The partners are planning to introduce the first results together at an international technology and networking event, VISION | Flexible Glass, April 4-5, at Fraunhofer FEP in Dresden, Germany.
Glass which is bendable and flexible enough that it can be transferred directly from the melt to the roller for wrapping is not something out of a science fiction film, but rather an actual product for the here and now. At LOPEC, March 28-30 in Munich, each of the partners will have flexible thin glass on display at their respective exhibition booths.
SCHOTT is presenting several types of ultra-thin glass from its portfolio, which, due to their measure of flexibility, cannot only be wrapped around a finger, but also on to rolls. The highlight at the company booth is a close-to-production prototype of ultra-thin glass on roll, which is currently being further developed and optimized through mid-2018 under the auspices of KONFEKT.
With a minimal thickness of 25 micrometers (μm), Schott’s ultra-thin glass is thinner than a single human hair. In ultra-thin thicknesses of less than 150 micrometers this glass has proven to be bendable yet stable. This leads to advantages over other substrate materials such as plastics, metals or silicon. In addition, as an inorganic material, glass offers a wide variety of benefits, whether it is in terms of optical quality, temperature stability, chemical consistency, gas density or mechanical resistance.
Following LOPEC, Fraunhofer FEP is organizing and hosting an international research and networking event, April 4-5 in Dresden, VISION | Flexible Glass, which focuses on driving forward the development of ultra-thin flexible glass.

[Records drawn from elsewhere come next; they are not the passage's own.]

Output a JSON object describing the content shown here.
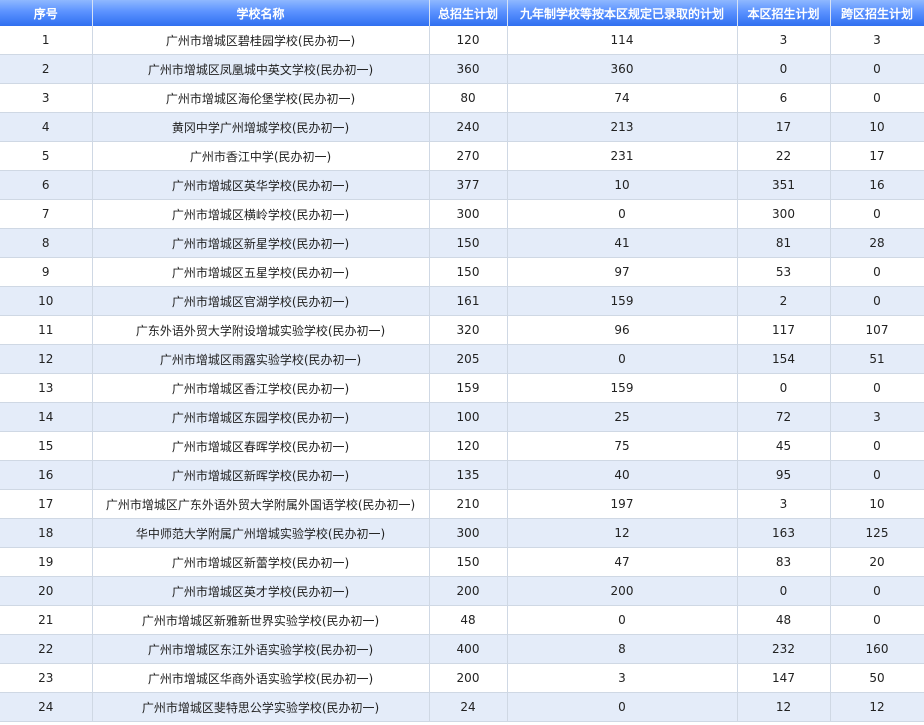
{
  "headers": [
    "序号",
    "学校名称",
    "总招生计划",
    "九年制学校等按本区规定已录取的计划",
    "本区招生计划",
    "跨区招生计划"
  ],
  "rows": [
    [
      "1",
      "广州市增城区碧桂园学校(民办初一)",
      "120",
      "114",
      "3",
      "3"
    ],
    [
      "2",
      "广州市增城区凤凰城中英文学校(民办初一)",
      "360",
      "360",
      "0",
      "0"
    ],
    [
      "3",
      "广州市增城区海伦堡学校(民办初一)",
      "80",
      "74",
      "6",
      "0"
    ],
    [
      "4",
      "黄冈中学广州增城学校(民办初一)",
      "240",
      "213",
      "17",
      "10"
    ],
    [
      "5",
      "广州市香江中学(民办初一)",
      "270",
      "231",
      "22",
      "17"
    ],
    [
      "6",
      "广州市增城区英华学校(民办初一)",
      "377",
      "10",
      "351",
      "16"
    ],
    [
      "7",
      "广州市增城区横岭学校(民办初一)",
      "300",
      "0",
      "300",
      "0"
    ],
    [
      "8",
      "广州市增城区新星学校(民办初一)",
      "150",
      "41",
      "81",
      "28"
    ],
    [
      "9",
      "广州市增城区五星学校(民办初一)",
      "150",
      "97",
      "53",
      "0"
    ],
    [
      "10",
      "广州市增城区官湖学校(民办初一)",
      "161",
      "159",
      "2",
      "0"
    ],
    [
      "11",
      "广东外语外贸大学附设增城实验学校(民办初一)",
      "320",
      "96",
      "117",
      "107"
    ],
    [
      "12",
      "广州市增城区雨露实验学校(民办初一)",
      "205",
      "0",
      "154",
      "51"
    ],
    [
      "13",
      "广州市增城区香江学校(民办初一)",
      "159",
      "159",
      "0",
      "0"
    ],
    [
      "14",
      "广州市增城区东园学校(民办初一)",
      "100",
      "25",
      "72",
      "3"
    ],
    [
      "15",
      "广州市增城区春晖学校(民办初一)",
      "120",
      "75",
      "45",
      "0"
    ],
    [
      "16",
      "广州市增城区新晖学校(民办初一)",
      "135",
      "40",
      "95",
      "0"
    ],
    [
      "17",
      "广州市增城区广东外语外贸大学附属外国语学校(民办初一)",
      "210",
      "197",
      "3",
      "10"
    ],
    [
      "18",
      "华中师范大学附属广州增城实验学校(民办初一)",
      "300",
      "12",
      "163",
      "125"
    ],
    [
      "19",
      "广州市增城区新蕾学校(民办初一)",
      "150",
      "47",
      "83",
      "20"
    ],
    [
      "20",
      "广州市增城区英才学校(民办初一)",
      "200",
      "200",
      "0",
      "0"
    ],
    [
      "21",
      "广州市增城区新雅新世界实验学校(民办初一)",
      "48",
      "0",
      "48",
      "0"
    ],
    [
      "22",
      "广州市增城区东江外语实验学校(民办初一)",
      "400",
      "8",
      "232",
      "160"
    ],
    [
      "23",
      "广州市增城区华商外语实验学校(民办初一)",
      "200",
      "3",
      "147",
      "50"
    ],
    [
      "24",
      "广州市增城区斐特思公学实验学校(民办初一)",
      "24",
      "0",
      "12",
      "12"
    ]
  ]
}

At both the workshop in Dresden and at LOPEC 2017 the development partners are preparing to demonstrate how to successfully transfer the large-scale production of ultra-thin glass substrate into applications for organic and printed electronics.
The KONFEKT project is planned to run until mid-2018, but it has already produced significant results. Since the previous year, for example, the team was able to significantly enhance the glass edge strength
“Printed electronics is an interesting growth market where ultra-thin special glass can represent the optimal substrate for it,” noted Thomas Wiegel, application engineer for ultra-thin glass at SCHOTT, adding, “which is why we are looking forward to giving visitors at LOPEC and VISION | Flexible Glass an exclusive preview of our research results thus far. We plan to have a close-to-production prototype of glass on roll with us, which tangibly demonstrates where we are at the moment and in which direction we are planning to go forward with it.”
Because it is absolutely critical to avoid any breakage of the ultra-thin glass when rolling or processing it, the consortium partners are currently placing their focus on the optimization of this aspect of their combined research.
Each partner participating in the KONFEKT project brings its unique expertise to the research consortium. SCHOTT provides its expertise in ultra-thin glass. tesa SE, with a long history of providing adhesive tapes on rolls, gives the glass its finish by laminating it with specialty adhesives and functional layers. VON ARDENNE has experience in the development and manufacture of roll-to-roll coating machinery for films and metal strips.